Vision et Réflexions
En fin de compte… nous attendons. L’économie des pays développés ne réagit pas encore à sa médecine monétaire, dont la première dose a été administrée il y a plus d’un an. Les marchés sont nerveux, oscillant entre l’optimisme selon lequel tout va s’arranger et le pessimisme selon lequel une récession est dans les cartes. Cette incertitude a tendance à se traduire par des rendements attendus incertains. Il y a des raisons d’être joyeux, contrebalancées par tout autant de raisons de se sentir misérable.
Il est parfois difficile de comprendre pourquoi le mécanisme de transmission de la hausse des taux d’intérêt met si longtemps à fonctionner. Prenons un consommateur type : à la fin de la pandémie, l’épargne était très élevée en raison des mesures de relance appliquées pour éviter l’effondrement de l’économie ; l’exposition aux taux d’intérêt était limitée en raison de prêts immobiliers essentiellement à taux fixe ; et au travail, les salaires augmentaient, même si à un rythme inférieur à l’inflation. La situation n’était en rien dramatique. Cependant, l’épargne accumulée a été largement consommée, la révision des taux hypothécaires est en cours (ou aura lieu bientôt) et au travail, les premières rumeurs inquiétantes de licenciements commencent à apparaître. C’est là que le consommateur décide de réagir, se comportant moins comme une cigale et plus comme une fourmi, réduisant ses dépenses.

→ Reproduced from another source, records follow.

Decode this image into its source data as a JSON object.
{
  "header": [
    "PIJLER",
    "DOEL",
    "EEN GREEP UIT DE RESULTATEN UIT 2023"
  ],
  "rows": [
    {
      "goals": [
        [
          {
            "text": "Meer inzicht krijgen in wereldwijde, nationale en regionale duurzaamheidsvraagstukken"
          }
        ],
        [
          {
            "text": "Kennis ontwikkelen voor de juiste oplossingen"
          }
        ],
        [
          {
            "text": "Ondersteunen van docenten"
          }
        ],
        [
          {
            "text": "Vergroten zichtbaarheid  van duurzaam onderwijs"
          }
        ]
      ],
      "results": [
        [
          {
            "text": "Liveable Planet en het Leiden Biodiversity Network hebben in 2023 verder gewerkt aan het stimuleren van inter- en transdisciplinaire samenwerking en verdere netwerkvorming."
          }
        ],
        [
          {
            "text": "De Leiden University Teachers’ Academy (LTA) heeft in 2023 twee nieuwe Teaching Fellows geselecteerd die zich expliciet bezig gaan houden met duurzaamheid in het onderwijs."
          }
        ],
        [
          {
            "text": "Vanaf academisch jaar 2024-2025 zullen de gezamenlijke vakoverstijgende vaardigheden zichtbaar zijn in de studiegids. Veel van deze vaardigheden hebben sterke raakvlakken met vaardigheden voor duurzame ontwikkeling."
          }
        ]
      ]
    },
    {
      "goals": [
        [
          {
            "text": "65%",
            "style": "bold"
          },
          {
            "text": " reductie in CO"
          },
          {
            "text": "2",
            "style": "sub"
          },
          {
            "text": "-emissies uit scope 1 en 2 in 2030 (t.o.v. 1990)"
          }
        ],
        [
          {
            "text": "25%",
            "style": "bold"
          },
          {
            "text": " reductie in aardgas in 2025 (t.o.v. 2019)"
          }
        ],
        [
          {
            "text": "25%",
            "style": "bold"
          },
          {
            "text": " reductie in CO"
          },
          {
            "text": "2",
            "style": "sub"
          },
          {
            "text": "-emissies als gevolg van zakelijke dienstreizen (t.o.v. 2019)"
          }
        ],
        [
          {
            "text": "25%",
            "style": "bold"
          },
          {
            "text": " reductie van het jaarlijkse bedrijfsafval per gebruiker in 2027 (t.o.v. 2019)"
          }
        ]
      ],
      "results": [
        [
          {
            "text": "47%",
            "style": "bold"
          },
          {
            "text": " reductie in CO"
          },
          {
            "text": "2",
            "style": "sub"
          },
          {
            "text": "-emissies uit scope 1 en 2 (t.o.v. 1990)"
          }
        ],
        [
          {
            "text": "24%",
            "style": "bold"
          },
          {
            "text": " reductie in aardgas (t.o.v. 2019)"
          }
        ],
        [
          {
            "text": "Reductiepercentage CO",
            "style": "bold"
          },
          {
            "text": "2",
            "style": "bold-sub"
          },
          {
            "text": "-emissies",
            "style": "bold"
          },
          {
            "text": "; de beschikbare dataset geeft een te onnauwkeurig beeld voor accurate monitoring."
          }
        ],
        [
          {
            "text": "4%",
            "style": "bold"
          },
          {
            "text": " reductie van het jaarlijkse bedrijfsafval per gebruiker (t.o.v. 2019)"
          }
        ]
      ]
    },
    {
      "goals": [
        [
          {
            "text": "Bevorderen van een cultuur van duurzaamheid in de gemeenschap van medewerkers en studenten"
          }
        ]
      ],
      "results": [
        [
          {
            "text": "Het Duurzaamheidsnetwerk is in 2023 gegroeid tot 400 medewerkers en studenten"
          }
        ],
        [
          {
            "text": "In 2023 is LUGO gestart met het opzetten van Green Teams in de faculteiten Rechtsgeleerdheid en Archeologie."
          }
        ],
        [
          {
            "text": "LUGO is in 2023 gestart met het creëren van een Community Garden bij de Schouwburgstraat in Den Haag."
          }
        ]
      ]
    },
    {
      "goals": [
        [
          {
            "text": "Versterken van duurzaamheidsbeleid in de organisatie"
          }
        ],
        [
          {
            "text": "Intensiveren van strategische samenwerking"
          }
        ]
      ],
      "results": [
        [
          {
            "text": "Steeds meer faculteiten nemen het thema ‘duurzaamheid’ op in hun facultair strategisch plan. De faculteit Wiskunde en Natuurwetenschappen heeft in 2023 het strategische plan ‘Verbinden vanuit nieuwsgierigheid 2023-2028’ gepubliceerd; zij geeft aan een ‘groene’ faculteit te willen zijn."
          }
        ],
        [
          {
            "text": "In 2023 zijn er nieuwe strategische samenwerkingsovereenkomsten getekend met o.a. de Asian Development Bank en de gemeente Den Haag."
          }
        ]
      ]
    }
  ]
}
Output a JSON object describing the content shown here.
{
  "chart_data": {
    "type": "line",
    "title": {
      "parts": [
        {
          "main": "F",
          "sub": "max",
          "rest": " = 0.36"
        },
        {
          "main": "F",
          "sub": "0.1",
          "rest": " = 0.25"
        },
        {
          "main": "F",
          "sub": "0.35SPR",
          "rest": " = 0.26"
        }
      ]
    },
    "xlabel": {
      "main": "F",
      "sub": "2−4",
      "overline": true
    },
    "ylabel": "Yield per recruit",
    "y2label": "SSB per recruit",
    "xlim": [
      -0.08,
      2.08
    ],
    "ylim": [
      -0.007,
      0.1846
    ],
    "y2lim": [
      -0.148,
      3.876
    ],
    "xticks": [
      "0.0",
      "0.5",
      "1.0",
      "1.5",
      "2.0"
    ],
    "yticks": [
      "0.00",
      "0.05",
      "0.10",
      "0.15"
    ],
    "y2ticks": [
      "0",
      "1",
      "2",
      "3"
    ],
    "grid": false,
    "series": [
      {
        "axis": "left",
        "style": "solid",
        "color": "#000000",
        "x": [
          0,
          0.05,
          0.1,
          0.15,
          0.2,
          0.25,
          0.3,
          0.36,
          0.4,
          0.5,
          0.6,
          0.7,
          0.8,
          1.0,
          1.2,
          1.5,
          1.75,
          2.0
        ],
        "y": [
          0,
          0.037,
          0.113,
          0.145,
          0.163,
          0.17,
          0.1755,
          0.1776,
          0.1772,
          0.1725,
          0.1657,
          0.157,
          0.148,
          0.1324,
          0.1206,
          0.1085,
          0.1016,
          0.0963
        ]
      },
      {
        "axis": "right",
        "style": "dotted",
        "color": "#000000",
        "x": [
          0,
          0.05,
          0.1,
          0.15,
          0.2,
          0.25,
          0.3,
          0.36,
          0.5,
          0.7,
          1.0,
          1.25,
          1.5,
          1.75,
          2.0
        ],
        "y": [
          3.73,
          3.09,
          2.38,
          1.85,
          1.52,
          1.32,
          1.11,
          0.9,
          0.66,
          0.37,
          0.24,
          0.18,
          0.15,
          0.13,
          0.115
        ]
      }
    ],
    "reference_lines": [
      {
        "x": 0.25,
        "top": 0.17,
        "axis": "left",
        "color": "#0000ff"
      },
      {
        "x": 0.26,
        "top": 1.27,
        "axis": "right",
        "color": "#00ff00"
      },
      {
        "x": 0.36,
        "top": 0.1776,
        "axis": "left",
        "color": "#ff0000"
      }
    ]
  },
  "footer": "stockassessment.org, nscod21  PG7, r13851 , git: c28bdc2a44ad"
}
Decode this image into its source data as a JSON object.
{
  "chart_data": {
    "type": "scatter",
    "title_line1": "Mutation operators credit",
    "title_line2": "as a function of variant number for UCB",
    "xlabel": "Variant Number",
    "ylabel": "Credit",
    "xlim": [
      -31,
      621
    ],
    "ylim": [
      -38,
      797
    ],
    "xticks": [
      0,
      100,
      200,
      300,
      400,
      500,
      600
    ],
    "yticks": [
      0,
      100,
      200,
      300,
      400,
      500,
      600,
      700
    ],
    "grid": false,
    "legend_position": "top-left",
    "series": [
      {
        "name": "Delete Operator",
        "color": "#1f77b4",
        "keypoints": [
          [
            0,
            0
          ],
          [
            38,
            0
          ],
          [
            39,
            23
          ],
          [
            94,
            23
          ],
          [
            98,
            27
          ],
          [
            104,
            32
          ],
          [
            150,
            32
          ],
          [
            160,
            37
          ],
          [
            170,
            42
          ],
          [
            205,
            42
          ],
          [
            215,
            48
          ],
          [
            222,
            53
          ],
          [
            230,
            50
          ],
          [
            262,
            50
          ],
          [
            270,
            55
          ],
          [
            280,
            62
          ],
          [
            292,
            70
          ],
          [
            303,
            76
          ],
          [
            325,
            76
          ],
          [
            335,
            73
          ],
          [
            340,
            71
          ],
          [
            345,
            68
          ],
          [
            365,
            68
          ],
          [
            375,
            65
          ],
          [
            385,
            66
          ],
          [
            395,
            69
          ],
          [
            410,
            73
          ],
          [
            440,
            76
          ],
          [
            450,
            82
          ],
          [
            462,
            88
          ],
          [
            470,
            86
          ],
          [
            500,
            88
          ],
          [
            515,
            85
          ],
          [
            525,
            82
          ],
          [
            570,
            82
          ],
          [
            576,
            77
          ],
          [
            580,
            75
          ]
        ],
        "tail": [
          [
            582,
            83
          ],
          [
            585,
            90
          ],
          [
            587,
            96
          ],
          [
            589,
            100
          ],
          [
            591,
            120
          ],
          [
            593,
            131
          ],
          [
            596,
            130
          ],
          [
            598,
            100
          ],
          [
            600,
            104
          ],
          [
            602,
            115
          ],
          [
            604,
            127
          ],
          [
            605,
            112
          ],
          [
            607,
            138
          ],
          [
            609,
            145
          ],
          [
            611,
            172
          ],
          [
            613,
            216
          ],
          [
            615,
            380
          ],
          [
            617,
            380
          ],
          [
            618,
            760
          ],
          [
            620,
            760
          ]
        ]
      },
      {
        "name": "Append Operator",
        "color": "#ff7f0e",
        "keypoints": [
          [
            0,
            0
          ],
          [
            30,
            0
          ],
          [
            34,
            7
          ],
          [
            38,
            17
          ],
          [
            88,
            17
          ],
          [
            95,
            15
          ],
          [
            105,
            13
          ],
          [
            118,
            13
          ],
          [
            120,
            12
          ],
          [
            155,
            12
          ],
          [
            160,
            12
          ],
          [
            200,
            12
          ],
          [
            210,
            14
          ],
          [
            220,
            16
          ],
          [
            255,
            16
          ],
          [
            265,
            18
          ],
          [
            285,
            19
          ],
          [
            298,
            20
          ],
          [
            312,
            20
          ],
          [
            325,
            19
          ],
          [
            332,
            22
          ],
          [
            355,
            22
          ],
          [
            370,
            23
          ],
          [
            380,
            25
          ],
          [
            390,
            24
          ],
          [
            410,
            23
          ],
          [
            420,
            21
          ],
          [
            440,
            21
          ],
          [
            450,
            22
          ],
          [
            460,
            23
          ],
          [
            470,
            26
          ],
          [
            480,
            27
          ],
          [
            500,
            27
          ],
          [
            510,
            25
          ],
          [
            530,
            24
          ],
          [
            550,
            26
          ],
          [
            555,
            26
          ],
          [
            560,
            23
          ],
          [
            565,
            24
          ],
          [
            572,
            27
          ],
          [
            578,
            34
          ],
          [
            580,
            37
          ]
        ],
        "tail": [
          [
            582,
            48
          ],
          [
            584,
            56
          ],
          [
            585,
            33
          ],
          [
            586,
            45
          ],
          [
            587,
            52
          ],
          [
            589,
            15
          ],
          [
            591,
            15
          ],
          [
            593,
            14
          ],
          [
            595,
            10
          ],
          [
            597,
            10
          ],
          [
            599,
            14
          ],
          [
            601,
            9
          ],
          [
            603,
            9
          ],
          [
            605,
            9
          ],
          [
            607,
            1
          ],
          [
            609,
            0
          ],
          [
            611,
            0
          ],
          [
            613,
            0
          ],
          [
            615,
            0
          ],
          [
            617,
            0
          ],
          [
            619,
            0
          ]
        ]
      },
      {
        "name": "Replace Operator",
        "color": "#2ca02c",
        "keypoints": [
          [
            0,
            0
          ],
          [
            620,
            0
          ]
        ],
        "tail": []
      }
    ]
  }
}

Dans le monde des entreprises, des facteurs similaires sont à l’œuvre. Les marges sont restées élevées parce que les prix ont augmenté. Les entreprises ont pu augmenter leurs prix parce que le consommateur était prêt à payer (pour les raisons que nous avons déjà évoquées). Les gouvernements offrent également des subventions pour encourager la « transition verte » ou pour faciliter des relocalisations. La confiance a résisté, si bien que les entreprises ont accordé des augmentations de salaire même si la productivité n’augmente pas. Mais aujourd’hui, le consommateur est moins disposé à payer, les coûts unitaires de main-d’œuvre ont augmenté et les marges sont sous pression. Tout cela avant même que les prix n’aient encore baissé, ce qui est très probable dans certaines régions où les stocks se sont reconstitués. En termes réels, les revenus n’ont pas augmenté. Cette augmentation est une illusion inflationniste. Les dirigeants d’entreprises réfléchissent désormais à ce qu’ils doivent faire, et la réponse classique est de supprimer des emplois. Cela renforce les problèmes auxquels le consommateur est désormais confronté. Il s’agit d’une histoire simple, même si infiniment plus complexe dans le monde réel, mais elle montre pourquoi les causes et les effets en matière économique sont si imprévisibles. L’idée de modéliser le comportement humain n’est jamais qu’une approximation.